First we may test to see if the language of the DFA is infinite. If it is, it accepts at least 100 strings.

If it is not infinite, this means the DFA contains no loops on any path from the start state to a final state. So by the pigeonhole principle, any string accepted by the DFA must have length less than n, where n is the number of states in the DFA, since it can never go through the same state twice and still reach the final state.

We can thus systematically check every string of length 0, then those of length 1, then those of length 2, up to those of length n, and count how many strings have been accepted. If at any point the count of accepted strings reaches 100, we stop.
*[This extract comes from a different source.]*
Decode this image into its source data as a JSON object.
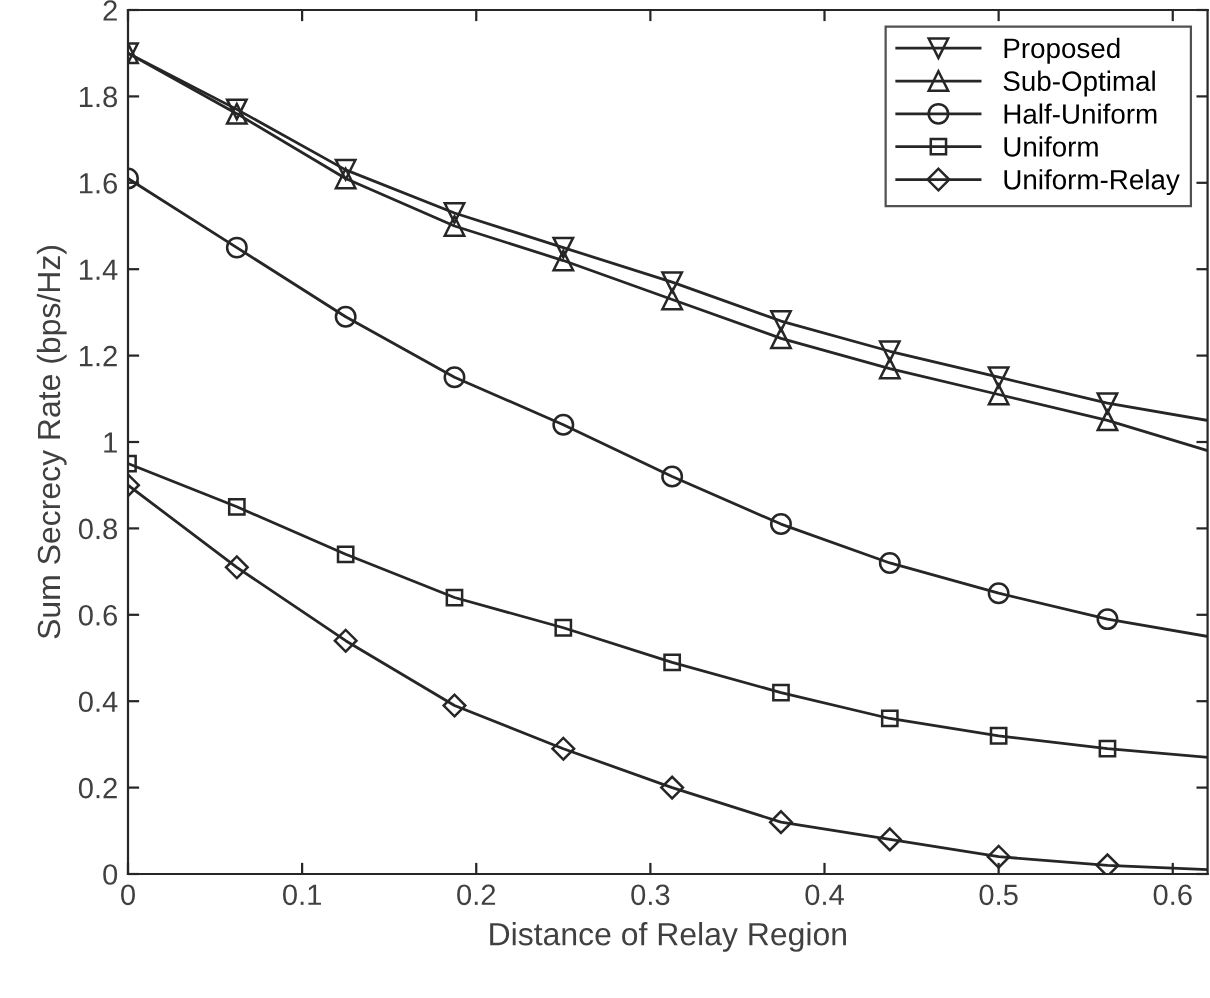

If we test every string whose length is less than n, and find we have not accepted 100 strings, we stop and indicate that the DFA does not accept at least 100 different strings.

#### Problem #3

S -> aSa | bSb | aRb | bRa

R -> aRa | bRb | aRb | bRa | c

For w and x not to the be reverse of each other, at at least one position equidistant from the start of one string and the end of the other, the characters must be different.

S appears in strings for which the above property does not hold (at every position equidistant from the start of w and the end of x, the characters are the same). R appears in strings where the property does hold. S generates strings containing S in the middle which do not satisfy the above property, and strings containing R in the middle which do satisfy the above property. R generates strings of the form ycz, where y and z are strings of the same length containing a's and b's.